Water Orton and Park Hall are excluded from this essay because they remain outside Birmingham : only half of Castle Bromwich not including the village is in the City, and that manor is left for others to study. Deritend was not in Estone but in the lordship of Birmingham : it is included here because of its natural associations with Bordesley. All the estates named above were in the large and ancient parish of Aston, but so were Witton and Erdington. Those manors had separate entries in Domesday Book and will be the subject of later work.

The history of settlement in Estone, an area of ten thousand acres, and the circumstances of its coming into single ownership, cannot now be established. For nine miles it borders the south bank of the River Tame, and elsewhere its bounds are the River Cole, Spark Brook, 'Belgrave Brook', the River Rea, Newhall Brook, the Bourne (later called Hockley or Aston Brook), and Shire Brook. This area was naturally divided into four by Aston Brook, the Rea, and Wash Brook. Each of the later manors will be studied separately, but the 1086 statistics are for the whole of Estone. It cannot be claimed that all of the other settlements were then in existence, but some certainly were. The given ploughland, about a thousand acres, is more than the whole area of Aston Manor, of which it is known that only a tenth was arable two centuries later.

There were two thousand-odd acres of wood, which left the greater part of the land, 17 square miles, presumably covered by heath and meadow. 44 tenants (heads of household) were listed, 30 villeins, 12 bordars, one serf and a priest, giving a total population of about 220, or ten persons to the square mile. There was a watermill on the Tame, one of only three within the present City bounds, the others being at Hamstead and Bromford.

Estone Mill, worth three shillings in tax annually, survived with several rebuildings for more than eight centuries. No fishery was recorded, though millweirs usually had traps for fish. The first church is assumed to have been in existence, as there was a resident priest. His spiritual lord was the Bishop of Lichfield. The only other priest hereabout was at Northfield, in Worcester Diocese.

Estone was worth £5 in annual tax, having had modest growth since the 1065 return of £4. Its lord and sitting tenant was an Anglo-Saxon, Godmund. He had held the manor as a tenant of Earl Eadwin of Mercia, whose property had been confiscated by William the Conqueror after his second rebellion. The king retained some lands, e.g. Sutton and Bromsgrove - the latter including (Kings) Norton and Moseley - but he allotted about eighty manors to his ally, Ansculf of Pecquigny.

Estone, Bermingham, Hardintone (Erdington) and Honesworde (Handsworth) were among these.

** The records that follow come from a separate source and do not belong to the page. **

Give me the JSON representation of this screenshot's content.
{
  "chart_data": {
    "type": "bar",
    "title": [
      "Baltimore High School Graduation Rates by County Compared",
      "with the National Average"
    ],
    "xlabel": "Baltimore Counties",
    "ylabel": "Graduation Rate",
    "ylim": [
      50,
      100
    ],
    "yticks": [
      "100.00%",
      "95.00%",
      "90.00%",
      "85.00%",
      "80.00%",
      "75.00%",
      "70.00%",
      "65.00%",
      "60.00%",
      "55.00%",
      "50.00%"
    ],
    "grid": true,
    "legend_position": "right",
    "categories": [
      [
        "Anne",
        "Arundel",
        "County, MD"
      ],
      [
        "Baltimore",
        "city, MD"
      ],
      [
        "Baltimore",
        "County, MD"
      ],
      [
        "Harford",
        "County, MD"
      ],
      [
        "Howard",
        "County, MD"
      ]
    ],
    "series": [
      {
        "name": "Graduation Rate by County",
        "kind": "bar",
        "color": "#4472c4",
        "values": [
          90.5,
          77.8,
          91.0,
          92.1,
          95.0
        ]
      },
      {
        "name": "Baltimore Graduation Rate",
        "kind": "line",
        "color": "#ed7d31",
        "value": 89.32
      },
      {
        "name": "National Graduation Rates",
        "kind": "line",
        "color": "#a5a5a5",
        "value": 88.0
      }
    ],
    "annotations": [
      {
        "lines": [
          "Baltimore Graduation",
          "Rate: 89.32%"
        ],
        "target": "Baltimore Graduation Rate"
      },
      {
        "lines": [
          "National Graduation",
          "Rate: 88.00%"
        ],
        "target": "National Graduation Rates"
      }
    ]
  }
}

By 1086, when William fitz-Ansculf was tenant-in-chief, most manors had been allotted to his father's or his own followers : this was so at Erdington, but Godmund had contrived to remain in possession of the largest of the local manors, Estone. Stannechetel had been the freeholder of Wytone (Witton), and though he retained the property he did so as a vassal of fitz-Ansculf. The Conqueror had ruled that 'every man must have a lord'.